A post-mortem of the presidential election hosted by CBS News featured Jen Psaki, traveling press secretary for the Obama campaign and Kevin Madden, an advisor to Republican presidential nominee. Both worked on the 2008 race and each described how Twitter fundamentally changed how they approached their jobs in this election cycle.
Both agreed that digital platforms made 2012 far different than the 2008 campaign. Here’s how they described Twitter’s impact on the 2012 race.
Because of Twitter, journalists were much more competitive with each other in a race to see who was “snarkier.”

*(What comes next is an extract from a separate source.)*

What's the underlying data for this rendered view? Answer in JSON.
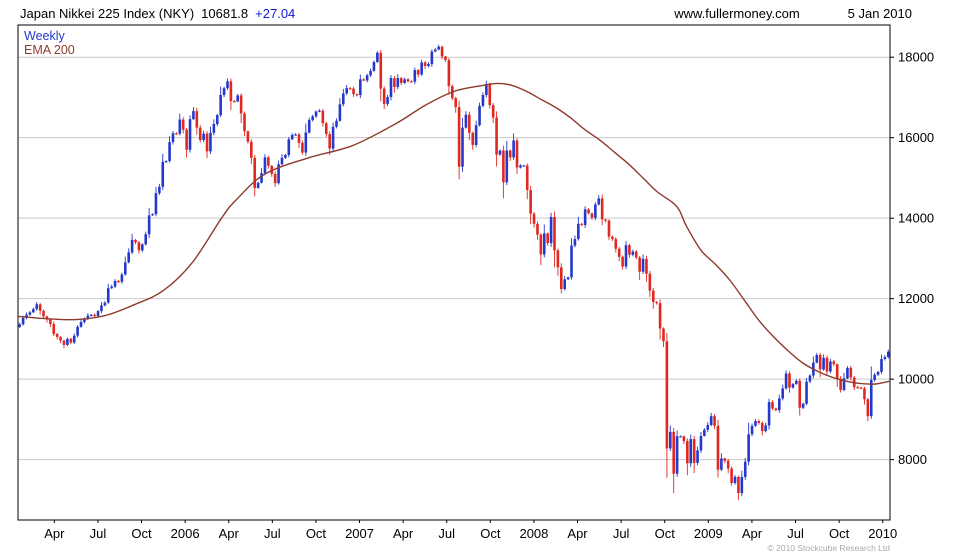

Twitter also leveled the playing field among reporters, so that, a 23-year old cub reporter was tweeting the same way a journalist with 30 years of experience was sharing on Twitter.

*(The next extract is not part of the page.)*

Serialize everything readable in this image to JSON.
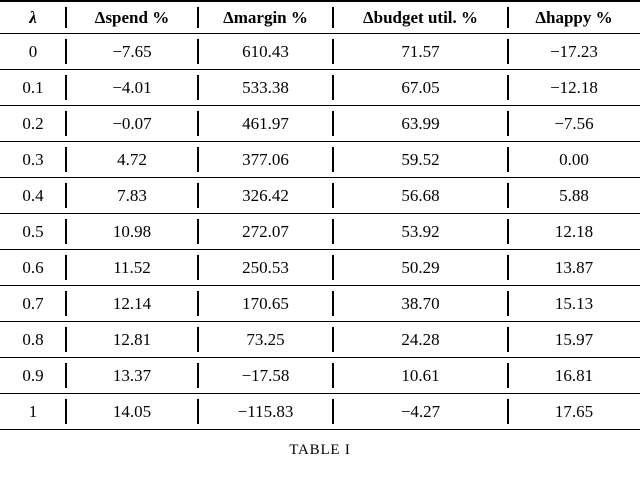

Psaki admitted that Twitter created an endless news cycle. As a result, each day featured a different Twitter strategy, with new hash tags and messages for different audiences—volunteers, surrogates and media.
Madden, who likened Twitter to TNT, said it was important that “digital was integrated into everything.” He said that “with so many instruments at our disposal,” his job was like “conducting a symphony,” ensuring everyone was on the same page.
Each campaign carefully monitored Twitter to see what the left was saying, what the right was saying and what political operatives were sharing to get a steady read on the state of the race.
Psaki added that Twitter became “a shiny ball” that gets chased, as nuggets, such as details about the crowd size at a rally or a line in a speech, are shared immediately.
Speaking of Twitter and journalists, Jeff Jarvis of the Tow-Knight Center for Entrepreneurial Journalism describes the impact of Twitter on journalism today in a streamed discussion now online at Boing Boing. Jarvis says:
The world of journalism has changed in the Internet era. Newsrooms are significantly smaller now than they were 10 years ago, and news is no longer a once-a-day product, but instead a constant flow of information. The rise of Twitter brought concerns within the industry – would this overwhelming source of direct raw information put professional reporters out of business? Journalists are now faced with the challenge of adapting their roles in this digital era, finding new ways to add value to content, and helping to ensure that the Internet is changing our worldview for the better.